Last post of our trip to Northumberland
NORTHSUNDERLAND / SEAHOUSES to give the village its full title, is remembered so well as a fishing village. Alas, very little is left of that illustrious heritage of the 1800's and the village now thrives under a new veil uniquely known as "TOURISM". Initially the harbour was used for the shipment of considerable quantities of corn. Indeed during the summer of 1846 over 1000 tons of corn was shipped out. During the 1770's the quarrying of limestone and subsequent burning in the still evident lime kilns was an important industry. The quicklime was cargoed to Scotland mainly for fertiliser. The closing of the draw kilns in 1860 coincided with the upsurge of the fishing with which Seahouses is perhaps best known - Herring was king! This atmospheric period of Seahouses life brought all the wonderful innovations associated with its development. An enlarged harbour a huge visiting herring fleet, 10 herring yards, a railway to carry the herring, Woodgers kippers, even the two world wars didn't spoil the 'local' feel of Seahouses. The demise of the herring and other fishings altered the old world 'feel' of the village, but the ever resourceful inhabitants have adapted the situation to cater for the holiday maker and day tripper alike. Sea trips to the Farne Islands still provide the visitor a chance to imagine Seahouses and its historic past.

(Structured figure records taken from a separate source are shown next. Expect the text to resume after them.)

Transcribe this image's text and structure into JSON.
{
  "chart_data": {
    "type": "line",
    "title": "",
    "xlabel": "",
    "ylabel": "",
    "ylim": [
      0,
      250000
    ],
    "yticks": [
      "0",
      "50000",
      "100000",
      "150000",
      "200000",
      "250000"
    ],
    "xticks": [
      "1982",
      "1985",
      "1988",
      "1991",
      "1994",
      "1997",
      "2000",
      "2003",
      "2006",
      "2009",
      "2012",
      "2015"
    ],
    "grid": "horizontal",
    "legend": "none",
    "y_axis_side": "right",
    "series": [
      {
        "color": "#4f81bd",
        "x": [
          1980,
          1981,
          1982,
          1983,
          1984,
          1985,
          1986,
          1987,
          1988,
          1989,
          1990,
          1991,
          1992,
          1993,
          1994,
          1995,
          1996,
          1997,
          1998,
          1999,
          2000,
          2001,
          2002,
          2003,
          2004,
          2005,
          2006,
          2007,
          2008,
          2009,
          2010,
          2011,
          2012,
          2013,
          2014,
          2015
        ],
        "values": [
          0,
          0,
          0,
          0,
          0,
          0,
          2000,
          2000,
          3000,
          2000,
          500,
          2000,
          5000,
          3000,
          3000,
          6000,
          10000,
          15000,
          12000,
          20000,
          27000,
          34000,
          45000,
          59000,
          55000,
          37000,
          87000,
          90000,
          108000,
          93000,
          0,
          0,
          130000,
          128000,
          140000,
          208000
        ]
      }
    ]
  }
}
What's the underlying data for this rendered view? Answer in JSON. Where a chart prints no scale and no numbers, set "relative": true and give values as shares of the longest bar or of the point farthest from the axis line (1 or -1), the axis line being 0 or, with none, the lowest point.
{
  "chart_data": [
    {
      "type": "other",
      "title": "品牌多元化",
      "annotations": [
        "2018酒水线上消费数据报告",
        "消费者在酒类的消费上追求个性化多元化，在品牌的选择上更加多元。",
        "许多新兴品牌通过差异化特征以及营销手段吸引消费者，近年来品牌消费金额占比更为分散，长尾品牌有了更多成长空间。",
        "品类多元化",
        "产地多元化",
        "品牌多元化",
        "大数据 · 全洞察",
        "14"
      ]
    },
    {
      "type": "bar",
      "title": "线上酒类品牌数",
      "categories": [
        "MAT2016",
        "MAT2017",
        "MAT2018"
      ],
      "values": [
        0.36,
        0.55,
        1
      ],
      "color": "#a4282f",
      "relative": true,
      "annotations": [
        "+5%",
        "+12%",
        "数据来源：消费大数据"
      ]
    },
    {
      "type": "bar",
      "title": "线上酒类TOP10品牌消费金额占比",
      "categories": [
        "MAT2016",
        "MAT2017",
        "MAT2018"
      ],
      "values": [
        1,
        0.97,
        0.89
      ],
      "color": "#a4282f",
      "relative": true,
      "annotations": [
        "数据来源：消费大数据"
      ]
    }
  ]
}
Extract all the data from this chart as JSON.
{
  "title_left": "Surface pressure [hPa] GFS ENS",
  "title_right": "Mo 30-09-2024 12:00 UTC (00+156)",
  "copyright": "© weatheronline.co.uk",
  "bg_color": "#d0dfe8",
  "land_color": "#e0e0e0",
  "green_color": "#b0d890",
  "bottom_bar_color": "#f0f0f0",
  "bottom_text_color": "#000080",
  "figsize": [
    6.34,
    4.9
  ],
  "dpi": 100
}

Just before the harbour the rocks have a small colony of sea birds nesting.
Carr End, Seahouses
Stone building used for storing gunpowder in the late 19th century.
The Eider ducks were about in good numbers, this is the bird that first started me down the road of bird watching when I saw them for the first time here on holiday in 2009.
They have the most wonderful call, you can listen to them here on the RSPB web page.
They even came out of the water , hoping to be fed.
Another bird in the harbour, new to me were
Small flocks of Turnstone (Arenaria interpres) were feeding on the water edge.
Seahouses’ fishing past lives on at Swallow Fish, who operate the UK’s oldest operating smokehouses.
Singing in the sun was a Starling.
From Seahouses you could walk along the beach to Bamburgh Castle.
I was so happy it was still open and running.
That's it folk's....
Hope you liked the photos from Northumberland.